Southern United States, (TFC)— Yet another massive storm cell, Hurricane Irma, is expected to collide with the American mainland. This marks the second such storm in two weeks, spelling gloom for areas hit hardest by Hurricane Harvey. Even as journalists were allowing this to settle, another storm–Jose–formed behind Irma. And Jose isn’t alone.
Whereas little is known about Tropical Storm Jose at the moment, Hurricane Irma is dangerously close to hitting the mainland. It’s already ripping through the Caribbean Sea, including Puerto Rico and other tropical island chains. In recent hours, Irma’s been named one of if not the most powerful recorded hurricane in history.
Upon reaching America, it could cover any large swath of coastline. Some of the more risky areas including already devastated Texas, Louisiana–ripped bloody from Hurricanes last year–and Florida. Numerous sources are echoing Hurricane Irma’s record setting winds, and how quickly it followed Harvey. As it neared Puerto Rico, New York Times reports, officials shut off power to the island forcing residents to follow news via radio, in the dark. “We have to prepare for an event we’ve never experienced here”, says Governor Ricardo Rossello’.
The politician’s words echo the deepest feelings of many attributing the intense weather events to climate change.
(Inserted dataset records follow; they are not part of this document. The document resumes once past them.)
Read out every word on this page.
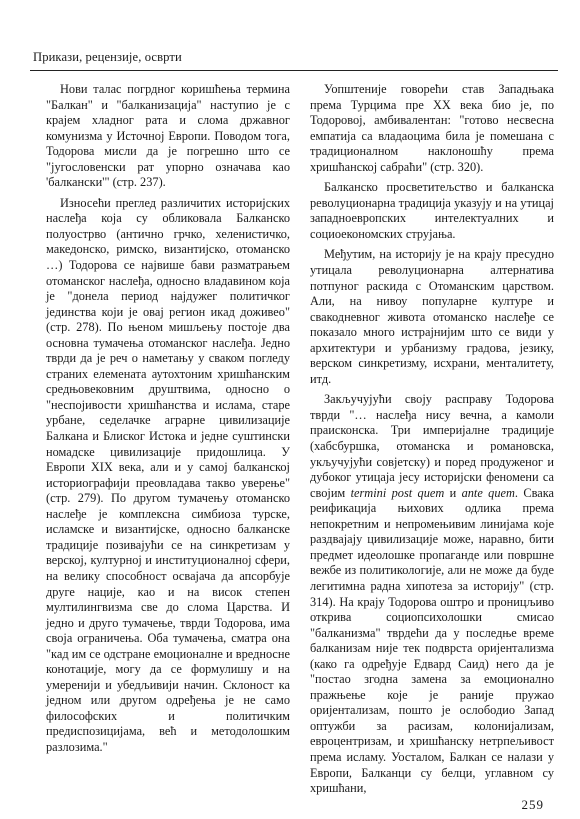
Прикази, рецензије, осврти

Нови талас погрдног коришћења термина "Балкан" и "балканизација" наступио је с крајем хладног рата и слома државног комунизма у Источној Европи. Поводом тога, Тодорова мисли да је погрешно што се "југословенски рат упорно означава као 'балкански'" (стр. 237).

Износећи преглед различитих историјских наслеђа која су обликовала Балканско полуострво (антично грчко, хеленистичко, македонско, римско, византијско, отоманско …) Тодорова се највише бави разматрањем отоманског наслеђа, односно владавином која је "донела период најдужег политичког јединства који је овај регион икад доживео" (стр. 278). По њеном мишљењу постоје два основна тумачења отоманског наслеђа. Једно тврди да је реч о наметању у сваком погледу страних елемената аутохтоним хришћанским средњовековним друштвима, односно о "неспојивости хришћанства и ислама, старе урбане, седелачке аграрне цивилизације Балкана и Блиског Истока и једне суштински номадске цивилизације придошлица. У Европи XIX века, али и у самој балканској историографији преовладава такво уверење" (стр. 279). По другом тумачењу отоманско наслеђе је комплексна симбиоза турске, исламске и византијске, односно балканске традиције позивајући се на синкретизам у верској, културној и институционалној сфери, на велику способност освајача да апсорбује друге нације, као и на висок степен мултилингвизма све до слома Царства. И једно и друго тумачење, тврди Тодорова, има своја ограничења. Оба тумачења, сматра она "кад им се одстране емоционалне и вредносне конотације, могу да се формулишу и на умеренији и убедљивији начин. Склоност ка једном или другом одређења је не само философских и политичким предиспозицијама, већ и методолошким разлозима."

Уопштеније говорећи став Западњака према Турцима пре XX века био је, по Тодоровој, амбивалентан: "готово несвесна емпатија са владаоцима била је помешана с традиционалном наклоношћу према хришћанској сабраћи" (стр. 320).

Балканско просветитељство и балканска револуционарна традиција указују и на утицај западноевропских интелектуалних и социоекономских струјања.

Међутим, на историју је на крају пресудно утицала револуционарна алтернатива потпуног раскида с Отоманским царством. Али, на нивоу популарне културе и свакодневног живота отоманско наслеђе се показало много истрајнијим што се види у архитектури и урбанизму градова, језику, верском синкретизму, исхрани, менталитету, итд.

Закључујући своју расправу Тодорова тврди "… наслеђа нису вечна, а камоли праисконска. Три империјалне традиције (хабсбуршка, отоманска и романовска, укључујући совјетску) и поред продуженог и дубоког утицаја јесу историјски феномени са својим termini post quem и ante quem. Свака реификација њихових одлика према непокретним и непромењивим линијама које раздвајају цивилизације може, наравно, бити предмет идеолошке пропаганде или површне вежбе из политикологије, али не може да буде легитимна радна хипотеза за историју" (стр. 314). На крају Тодорова оштро и проницљиво открива социопсихолошки смисао "балканизма" тврдећи да у последње време балканизам није тек подврста оријентализма (како га одређује Едвард Саид) него да је "постао згодна замена за емоционално пражњење које је раније пружао оријентализам, пошто је ослободио Запад оптужби за расизам, колонијализам, евроцентризам, и хришћанску нетрпељивост према исламу. Уосталом, Балкан се налази у Европи, Балканци су белци, углавном су хришћани,

259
We’re now faced with weather monsters which form more quickly than we can prepare. Looking into an adaptive-focused future means anticipating more events “we’ve never experienced”. Such foresight will be critical for the world over, not just individual regions.
Irma’s power is also wreaking havoc with weather in areas as far as Maryland, Baltimore, and Washington. Not only is copious rain expected, but tornadoes are a heightened risk in some areas. It’s a facet of these storms which is often lost in the superficial panic and destruction. For those living in affected areas, the hurricane may be just the beginning.
Hurricane Irma hasn’t really even hit yet, and already another storm is at its back. Tropical Storm Jose formed out in the middle of the ocean before becoming another hurricane. Currently, it’s expected not to hit landfall but its path isn’t static.
Even if Jose doesn’t hit a population center, it’s a disconcerting omen. Hurricane Jose counts the third major tropical storm in just a couple weeks. Yet another formed after Jose, and intensified into what’s now called Hurricane Katia. With sustained winds of over 75 miles per hour, Katia is expected to skim the coast Thursday, September 7th. Hurricane Jose also currently has 75 MPH winds and is still growing.
With damage from Hurricane Harvey alone estimated in the billions, imagine what three more storms could do. Even if Jose or Katia don’t make landfall, but come close, environments and local weather patterns will feel the effects. Additionally, increased storm activity further out at sea may influence how friendly the tide is the next several days.
These are pressing disasters on the American mainland, and is the government competent and cohesive enough to respond effectively? What kind of political damage control may we expect? Will the hurricane trio at all sway debate of climate change and adaptation in the halls of government?